Heads whipped around as Camila Forero stormed through the red doors into the atrium, followed closely by her husband, Carmelo—Viggo and Mortimer’s Colombian “beard” family, and the only two humans left in the building. Their children had left with Evangeline for no other reason than that the sweet, optimistic girl had begged me to save them. These two, I’d intentionally left behind.
Camila stopped dead. Her dark brown eyes grew wide as they flitted over the smoldering corpses and landed on the crowd of strangers regarding her with intense interest.
One . . . two . . . . there. Forty sets of nostrils flared. The scent of human blood coursing through delicate human veins had reached the Ratheus vampires. It was all they needed. Eyes began morphing into the hideous red globes of ravenous vampires, the only time one of our kind could be considered grotesque.
Camila’s jaw dropped. Her terror flooded my mind like a potent memory. Another vampirism. I knew the others would sense it as well. It would only feed their lust. Camila’s feet began sliding backward as she edged stiffly toward the building. Her four inch snakeskin heels scraped against the concrete steps. She stumbled into her husband before pushing past him to run, Carmelo on her heels. I sighed. Bad move, running.
“The garage!” I heard Camila whisper to her husband as surely as if she stood next to me.
So they thought they could hide? Despite myself, I chuckled. Silly humans. There’s no hiding . . .
The swarm took off, Caden and Amelie in the lead, tearing into the building after the humans, in a race to see who would taste human blood first. Sympathy for Evangeline swallowed my anger, the likelihood that her friends had deceived her growing with each minute.
“Wonderful!” Viggo muttered sarcastically, throwing his hands up in the air. “Who’s going to clean up the blood?”
I rolled my eyes. “You think there’s going to be a drop of blood left?”
Camila’s shrill scream silenced any retort.
“How long before they discover they’re trapped?” Mortimer asked, the legs of a bistro chair scratching against the cobblestones as he dragged it away from a charred body. He repositioned it on the other side of Veronique’s statue. “And how angry do you think this Mage will be?”

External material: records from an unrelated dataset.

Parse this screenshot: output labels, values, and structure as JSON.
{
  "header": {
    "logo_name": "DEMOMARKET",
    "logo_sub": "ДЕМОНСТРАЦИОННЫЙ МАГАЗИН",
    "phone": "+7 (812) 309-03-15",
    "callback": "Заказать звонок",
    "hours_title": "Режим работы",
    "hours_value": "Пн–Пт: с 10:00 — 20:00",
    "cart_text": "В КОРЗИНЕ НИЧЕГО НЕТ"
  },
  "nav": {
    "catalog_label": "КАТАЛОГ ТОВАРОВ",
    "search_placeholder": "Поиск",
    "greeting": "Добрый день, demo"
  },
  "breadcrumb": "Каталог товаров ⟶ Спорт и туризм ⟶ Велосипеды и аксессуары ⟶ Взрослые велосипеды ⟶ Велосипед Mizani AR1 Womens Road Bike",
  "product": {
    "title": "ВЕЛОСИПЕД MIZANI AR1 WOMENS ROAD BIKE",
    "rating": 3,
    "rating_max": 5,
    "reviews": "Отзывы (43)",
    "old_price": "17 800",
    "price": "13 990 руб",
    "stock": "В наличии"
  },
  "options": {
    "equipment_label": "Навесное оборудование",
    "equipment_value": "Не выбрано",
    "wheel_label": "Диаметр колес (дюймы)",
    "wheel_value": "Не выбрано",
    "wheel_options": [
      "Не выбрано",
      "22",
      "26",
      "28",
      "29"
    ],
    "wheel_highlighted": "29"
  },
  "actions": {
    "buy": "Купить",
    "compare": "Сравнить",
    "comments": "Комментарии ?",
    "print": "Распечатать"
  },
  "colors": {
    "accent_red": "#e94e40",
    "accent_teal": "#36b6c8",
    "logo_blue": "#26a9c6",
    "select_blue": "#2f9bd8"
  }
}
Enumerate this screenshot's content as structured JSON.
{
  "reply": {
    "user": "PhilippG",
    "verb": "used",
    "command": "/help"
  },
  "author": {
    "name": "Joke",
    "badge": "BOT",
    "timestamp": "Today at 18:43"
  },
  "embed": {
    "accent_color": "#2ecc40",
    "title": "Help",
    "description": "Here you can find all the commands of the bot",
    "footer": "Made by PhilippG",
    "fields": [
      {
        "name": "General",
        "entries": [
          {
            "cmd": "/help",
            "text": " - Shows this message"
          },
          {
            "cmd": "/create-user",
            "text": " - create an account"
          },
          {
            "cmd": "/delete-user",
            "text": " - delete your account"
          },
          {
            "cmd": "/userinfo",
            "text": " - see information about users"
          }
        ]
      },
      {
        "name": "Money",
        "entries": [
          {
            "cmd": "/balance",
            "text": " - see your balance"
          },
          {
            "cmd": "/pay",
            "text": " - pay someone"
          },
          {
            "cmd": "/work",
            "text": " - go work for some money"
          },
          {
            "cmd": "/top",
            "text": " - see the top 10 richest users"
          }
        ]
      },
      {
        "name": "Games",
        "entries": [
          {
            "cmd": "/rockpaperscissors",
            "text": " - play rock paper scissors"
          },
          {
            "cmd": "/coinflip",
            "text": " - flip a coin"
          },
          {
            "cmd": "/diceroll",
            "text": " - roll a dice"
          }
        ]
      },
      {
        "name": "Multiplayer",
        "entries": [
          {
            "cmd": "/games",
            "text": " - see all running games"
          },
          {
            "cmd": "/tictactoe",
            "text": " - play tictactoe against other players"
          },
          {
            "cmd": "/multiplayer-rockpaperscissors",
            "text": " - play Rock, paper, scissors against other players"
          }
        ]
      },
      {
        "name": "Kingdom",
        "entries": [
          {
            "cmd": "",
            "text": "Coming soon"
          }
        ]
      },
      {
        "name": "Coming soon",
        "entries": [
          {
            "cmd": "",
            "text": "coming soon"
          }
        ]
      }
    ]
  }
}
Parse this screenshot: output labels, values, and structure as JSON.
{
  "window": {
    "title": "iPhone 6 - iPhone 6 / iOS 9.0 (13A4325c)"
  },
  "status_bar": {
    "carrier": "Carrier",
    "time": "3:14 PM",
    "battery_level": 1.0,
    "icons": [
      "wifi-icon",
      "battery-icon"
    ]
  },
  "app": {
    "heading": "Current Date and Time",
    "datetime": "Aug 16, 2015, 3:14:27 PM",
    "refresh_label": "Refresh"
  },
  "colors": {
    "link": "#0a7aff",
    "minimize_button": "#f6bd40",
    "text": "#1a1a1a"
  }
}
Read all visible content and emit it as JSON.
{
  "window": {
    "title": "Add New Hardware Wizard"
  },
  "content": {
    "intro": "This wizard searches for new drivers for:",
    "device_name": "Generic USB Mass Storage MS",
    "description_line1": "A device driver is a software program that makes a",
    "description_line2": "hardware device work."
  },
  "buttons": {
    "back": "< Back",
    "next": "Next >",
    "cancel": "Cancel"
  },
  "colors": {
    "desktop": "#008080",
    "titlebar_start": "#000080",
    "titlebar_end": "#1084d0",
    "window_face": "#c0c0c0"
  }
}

“Yes, she may prove thorny,” Viggo mused absently as he inspected the leaves of a wild rose bush—an ancient and rare variety that Veronique loved, now a crisp mess.
I wondered the same thing. I began tinkering with the Merth the second Evangeline left for Ratheus for the last time, testing out different magical weaves and chants, combining basic witch binding spells with my own concoctions, adding my own unique signature to make the spell unbreakable by anyone but me. It had taken days to figure out and thousands of helix threads but, in the end, no vampire was getting within twenty feet of an exterior wall without facing paralyzing pain. Given we now had forty vampires within these walls instead of four, I couldn’t be more thankful that the spell was in place. It was the only thing I was thankful for.